In una recente conferenza stampa, il Dipartimento della Cultura e dello Sport di Ho Chi Minh City ha commentato il caso di LQ, ricordando a chi lavora nel settore artistico di coltivare sempre una condotta etica e di comportarsi con cortesia e rispetto nei confronti del pubblico. Soprattutto, il pubblico è la forza trainante del successo professionale di un artista.
Impara a comportarti in modo civile.
Il pubblico è il fondamento, la misura del successo e la "forza" che può elevare l'immagine di un artista. Ed è proprio questo pubblico, quando non lo sostiene, che si trasforma in un gruppo di anti-fan eccessivamente aggressivi, pronti a "lanciare pietre". Molti casi di anti-fan che diffondono false informazioni hanno seriamente compromesso la vita degli artisti. Un esempio lampante è la cantante Phuong My Chi, che per ben due volte ha dovuto smentire false accuse di aver fatto uso di sostanze proibite e di aver girato video compromettenti.
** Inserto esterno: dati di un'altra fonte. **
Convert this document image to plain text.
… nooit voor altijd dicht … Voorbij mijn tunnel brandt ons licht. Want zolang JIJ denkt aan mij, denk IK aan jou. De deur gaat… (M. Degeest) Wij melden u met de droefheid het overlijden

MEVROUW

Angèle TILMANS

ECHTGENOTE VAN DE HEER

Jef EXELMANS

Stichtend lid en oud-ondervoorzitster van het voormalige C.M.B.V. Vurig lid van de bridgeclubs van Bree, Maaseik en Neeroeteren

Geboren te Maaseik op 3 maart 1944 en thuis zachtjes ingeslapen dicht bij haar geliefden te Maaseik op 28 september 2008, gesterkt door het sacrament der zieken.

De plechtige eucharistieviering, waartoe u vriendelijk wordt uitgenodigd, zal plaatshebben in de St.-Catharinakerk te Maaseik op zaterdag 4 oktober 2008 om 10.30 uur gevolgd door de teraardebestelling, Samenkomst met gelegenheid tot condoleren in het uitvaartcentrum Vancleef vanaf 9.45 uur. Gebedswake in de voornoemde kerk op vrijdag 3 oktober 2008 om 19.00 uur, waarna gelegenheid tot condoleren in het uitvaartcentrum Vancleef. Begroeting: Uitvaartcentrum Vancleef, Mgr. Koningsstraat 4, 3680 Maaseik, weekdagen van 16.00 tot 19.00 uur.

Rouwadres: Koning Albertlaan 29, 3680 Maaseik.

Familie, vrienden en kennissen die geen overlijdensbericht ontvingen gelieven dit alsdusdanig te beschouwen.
La signora Pham Dac My Tran, responsabile ad interim del Dipartimento di Informazione Elettronica del Dipartimento di Cultura e Sport di Ho Chi Minh City, ha dichiarato: "Il Codice di Condotta sui Social Media vieta espressamente l'uso di linguaggio offensivo, le violazioni della morale pubblica, la diffusione di notizie false, informazioni errate... che causano indignazione pubblica, che compromettono l'ordine sociale e la sicurezza... Dal punto di vista legale, disponiamo di normative sufficienti per regolamentare e gestire le violazioni relative alla fornitura e alla trasmissione di informazioni online".
Con la crescente apertura delle piattaforme social, l'espressione di amore e odio dietro le tastiere si fa sempre più esplosiva e intensa. È tempo di adottare misure più incisive per "ripulire" i social media, affinché lo spazio online non diventi un "vuoto legale" come molti erroneamente credono.
La dottoressa Pham Thi Thuy, psicologa dell'Accademia Politica Regionale II, ha affermato: "I recenti eventi servono a ricordare agli artisti l'importanza delle capacità comunicative. Certo, a volte si sentono feriti e non hanno la calma necessaria per 'scegliere attentamente le parole', ma gli artisti, o chiunque altro, quando vengono attaccati online, dovrebbero rallentare, mantenere una distanza ragionevole nel loro comportamento e nelle loro dichiarazioni. Gli artisti dovrebbero evitare discussioni inutili, che possono facilmente danneggiare la loro reputazione e ferire il pubblico. Anche il pubblico dovrebbe comportarsi in modo civile quando partecipa ai social media, esercitando la propria libertà di espressione entro i limiti consentiti dalla legge."